Institutional repositories are digital collections that manage and disseminate scholarly materials created by an institution and its members. They address two strategic issues facing academic institutions: they provide a central component for reforming scholarly communications and they serve as tangible indicators of an institution's quality and activities, thus increasing its visibility, prestige, and public value.
In recent years, more and more academic libraries have started to construct institutional repositories. In 2005, NII started a collaborative project with 19 university libraries aiming at deployment and coordination of institutional repositories in Japan. By using the Open Archives Initiative Protocol for Metadata Harvesting (OAI-PMH), NII will harvest metadata from institutional repositories and develop a centralized metadata repository, for which it intends to offer various value-added services to the scholarly community. Other roles that NII will assume in this initiative include conducting activities to aid the formation of an institutional repository community and providing technical support and advocacy services.
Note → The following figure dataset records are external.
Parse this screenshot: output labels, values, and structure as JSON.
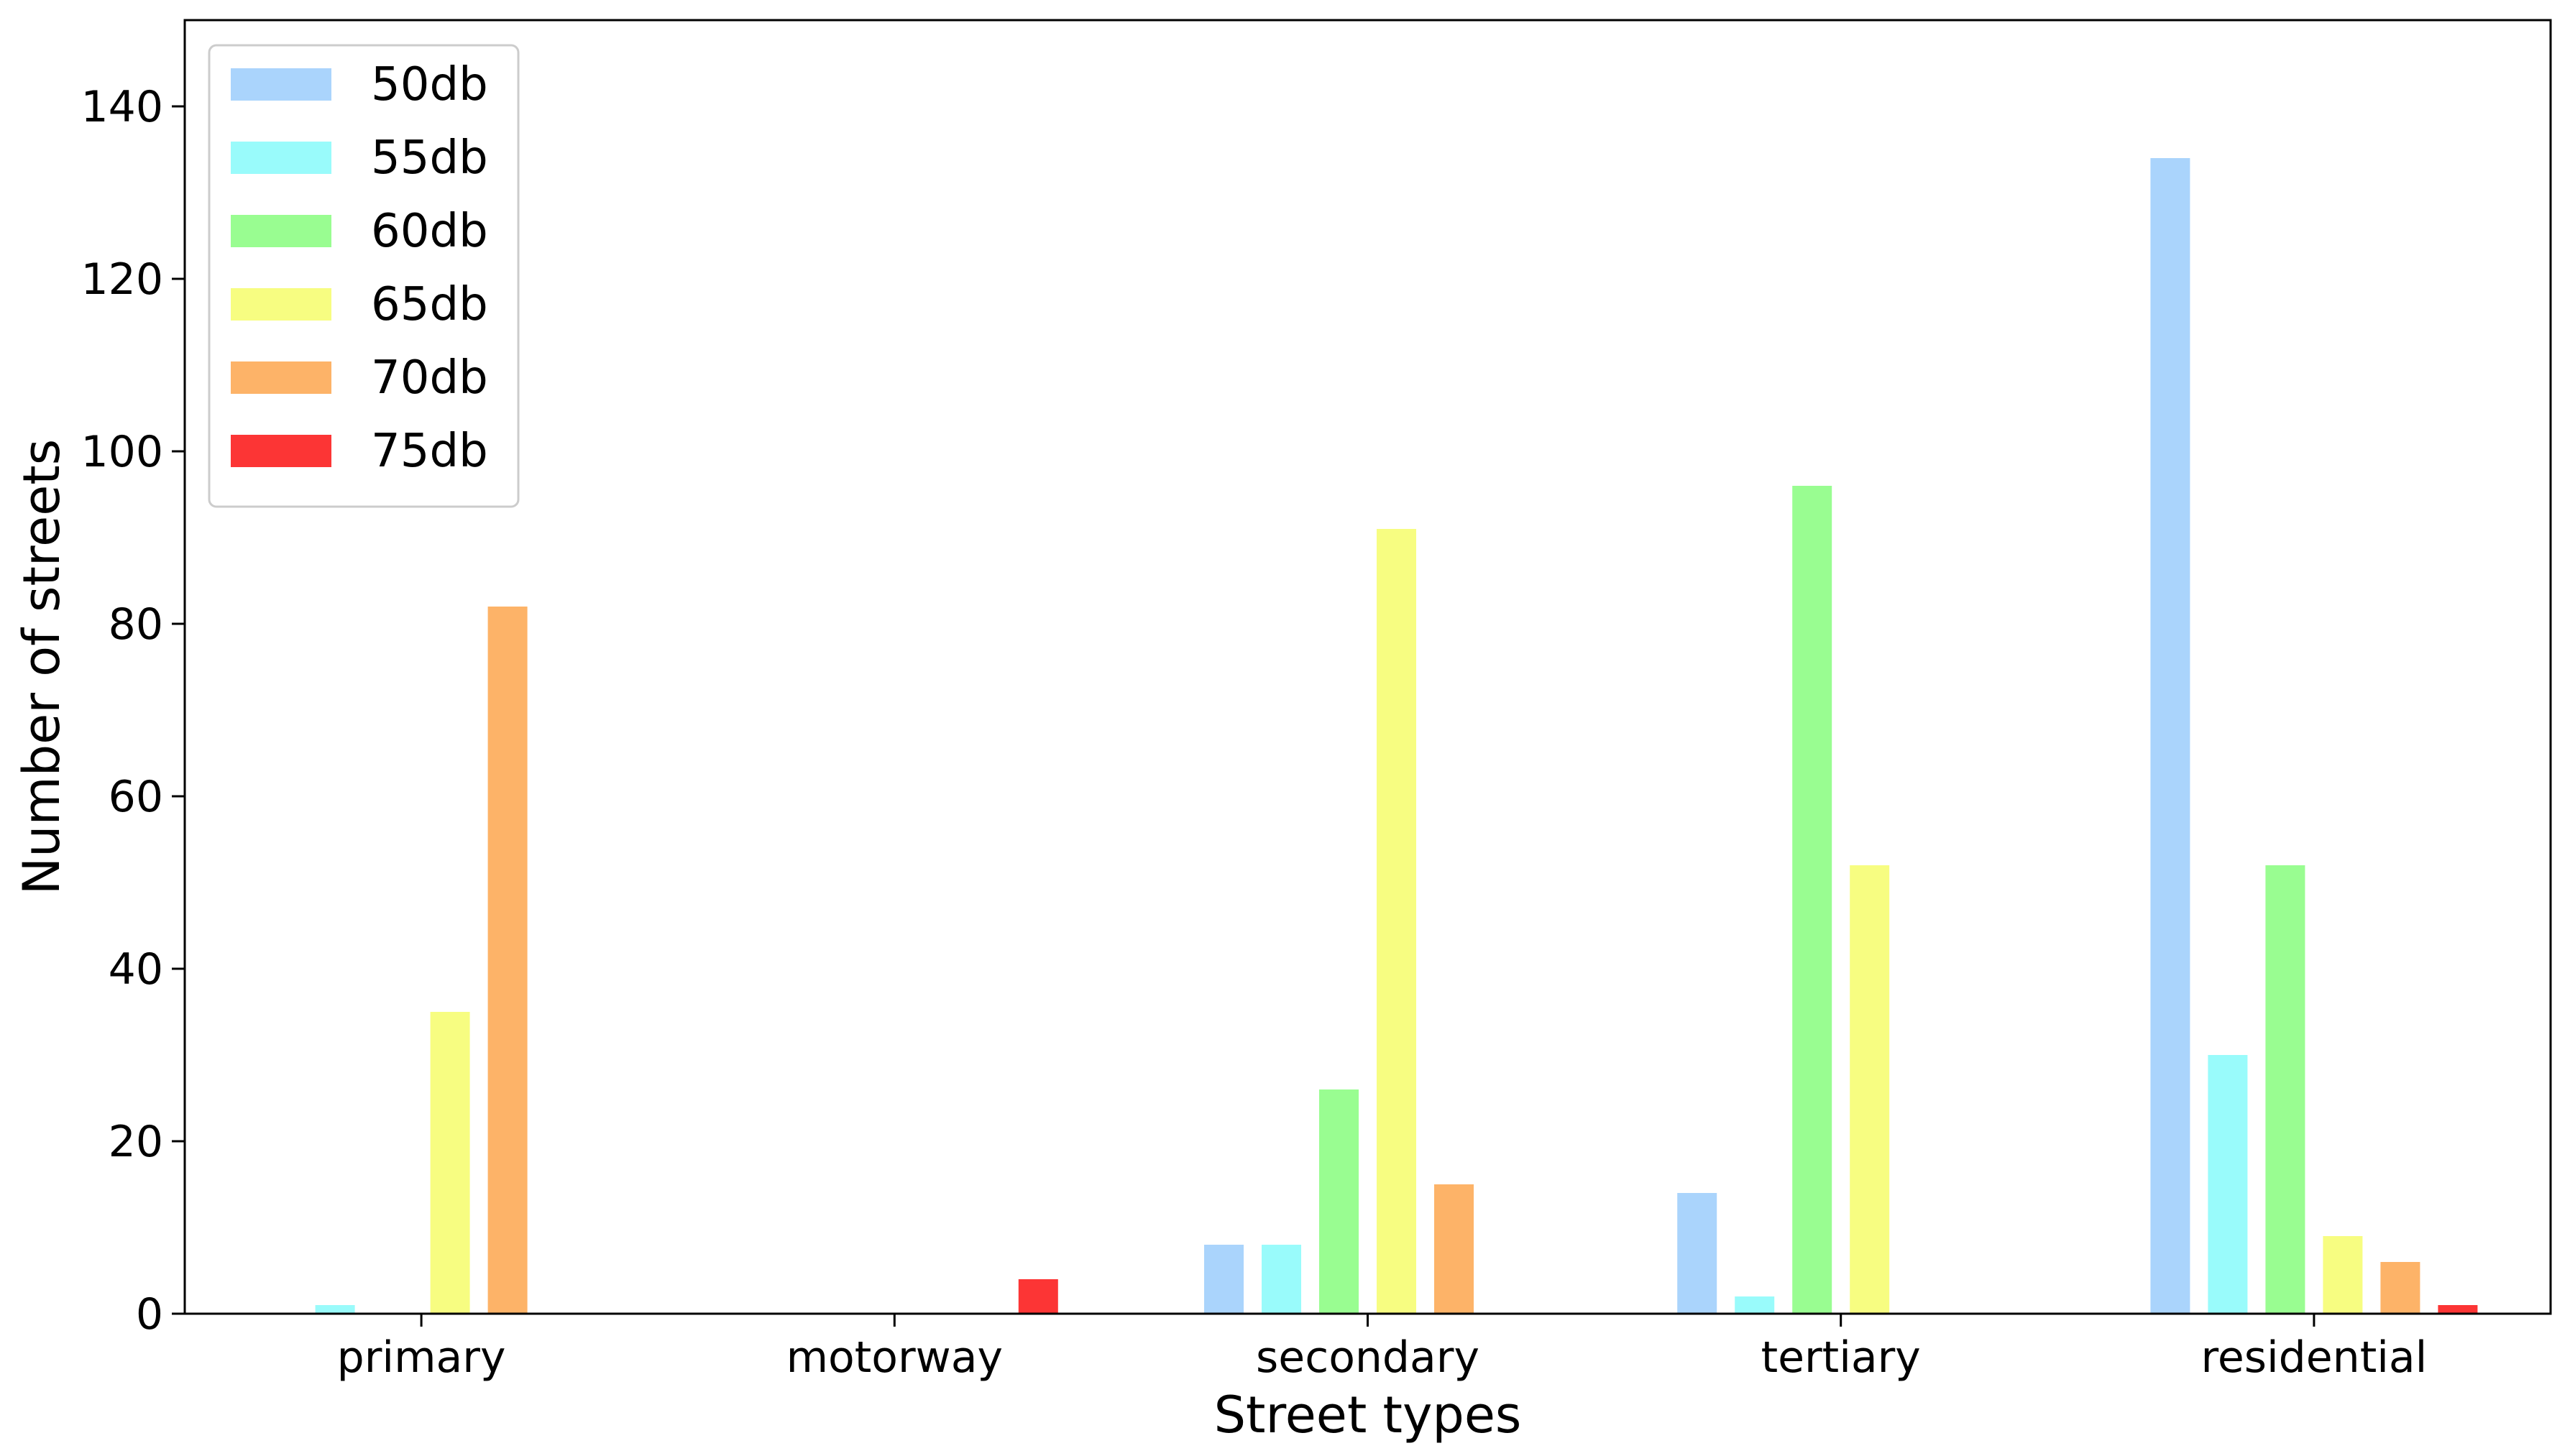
{
  "chart_data": {
    "type": "bar",
    "xlabel": "Street types",
    "ylabel": "Number of streets",
    "categories": [
      "primary",
      "motorway",
      "secondary",
      "tertiary",
      "residential"
    ],
    "ylim": [
      0,
      150
    ],
    "yticks": [
      0,
      20,
      40,
      60,
      80,
      100,
      120,
      140
    ],
    "grid": false,
    "legend": "top-left",
    "series": [
      {
        "name": "50db",
        "color": "#aad4fc",
        "values": [
          0,
          0,
          8,
          14,
          134
        ]
      },
      {
        "name": "55db",
        "color": "#99fbfb",
        "values": [
          1,
          0,
          8,
          2,
          30
        ]
      },
      {
        "name": "60db",
        "color": "#99fd91",
        "values": [
          0,
          0,
          26,
          96,
          52
        ]
      },
      {
        "name": "65db",
        "color": "#f7fd81",
        "values": [
          35,
          0,
          91,
          52,
          9
        ]
      },
      {
        "name": "70db",
        "color": "#fdb368",
        "values": [
          82,
          0,
          15,
          0,
          6
        ]
      },
      {
        "name": "75db",
        "color": "#fc3535",
        "values": [
          0,
          4,
          0,
          0,
          1
        ]
      }
    ]
  }
}
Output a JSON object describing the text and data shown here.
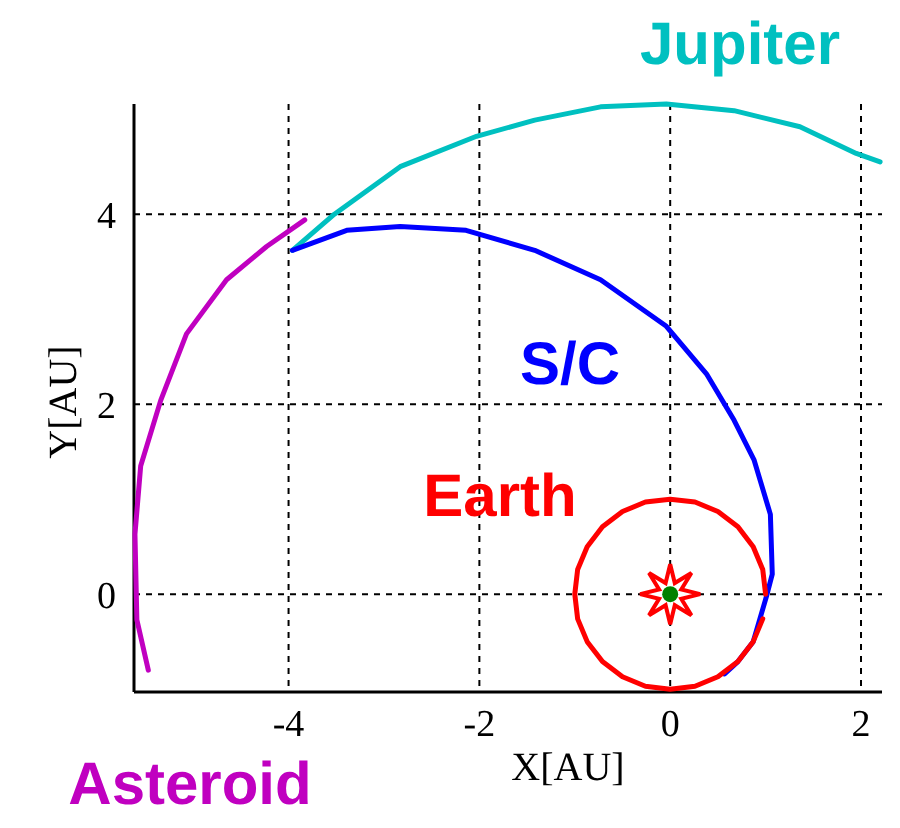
{
  "chart_data": {
    "type": "line",
    "xlabel": "X[AU]",
    "ylabel": "Y[AU]",
    "xlim": [
      -5.62,
      2.22
    ],
    "ylim": [
      -1.03,
      5.16
    ],
    "xticks": [
      -4,
      -2,
      0,
      2
    ],
    "yticks": [
      0,
      2,
      4
    ],
    "grid": true,
    "marker": "none",
    "line_style": "solid",
    "series": [
      {
        "name": "Jupiter",
        "color": "#00c0c0",
        "x": [
          -3.96,
          -3.52,
          -2.83,
          -2.03,
          -1.42,
          -0.73,
          -0.04,
          0.67,
          1.36,
          1.95,
          2.2
        ],
        "values": [
          3.62,
          4.0,
          4.5,
          4.82,
          4.99,
          5.13,
          5.16,
          5.09,
          4.92,
          4.64,
          4.55
        ]
      },
      {
        "name": "S/C",
        "color": "#0000ff",
        "x": [
          -3.96,
          -3.39,
          -2.83,
          -2.14,
          -1.42,
          -0.73,
          -0.04,
          0.38,
          0.67,
          0.88,
          1.05,
          1.07,
          1.01,
          0.87,
          0.71,
          0.57
        ],
        "values": [
          3.62,
          3.83,
          3.87,
          3.83,
          3.62,
          3.31,
          2.82,
          2.32,
          1.83,
          1.41,
          0.84,
          0.21,
          -0.02,
          -0.5,
          -0.71,
          -0.84
        ]
      },
      {
        "name": "Earth",
        "color": "#ff0000",
        "x": [
          1,
          0.97,
          0.87,
          0.71,
          0.5,
          0.26,
          0,
          -0.26,
          -0.5,
          -0.71,
          -0.87,
          -0.97,
          -1,
          -0.97,
          -0.87,
          -0.71,
          -0.5,
          -0.26,
          0,
          0.26,
          0.5,
          0.71,
          0.87,
          0.97
        ],
        "values": [
          0,
          0.26,
          0.5,
          0.71,
          0.87,
          0.97,
          1,
          0.97,
          0.87,
          0.71,
          0.5,
          0.26,
          0,
          -0.26,
          -0.5,
          -0.71,
          -0.87,
          -0.97,
          -1,
          -0.97,
          -0.87,
          -0.71,
          -0.5,
          -0.26
        ]
      },
      {
        "name": "Asteroid",
        "color": "#c000c0",
        "x": [
          -5.47,
          -5.59,
          -5.61,
          -5.55,
          -5.34,
          -5.07,
          -4.65,
          -4.23,
          -3.83
        ],
        "values": [
          -0.8,
          -0.27,
          0.63,
          1.35,
          2.04,
          2.74,
          3.31,
          3.66,
          3.94
        ]
      }
    ]
  }
}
The Cyber Science Infrastructure (CSI) is the new initiative for evolving Japan's academic information infrastructure. It was launched in 2005 by NII and is supported by Japanese universities and research institutions. Its executive organization is working to elaborate the comprehensive concept behind CSI; some issues have already been addressed. For example, the detailed specification of the next-generation network will soon be settled on and will reflect the technical advice of many researchers. Procurements will begin in April 2006 and deployment will start in April 2007. Furthermore, the budget for developing the UPKI software has been partially appropriated for the fiscal year 2006. The progress of the CSI initiative will be reported in various research papers as well as on our web site.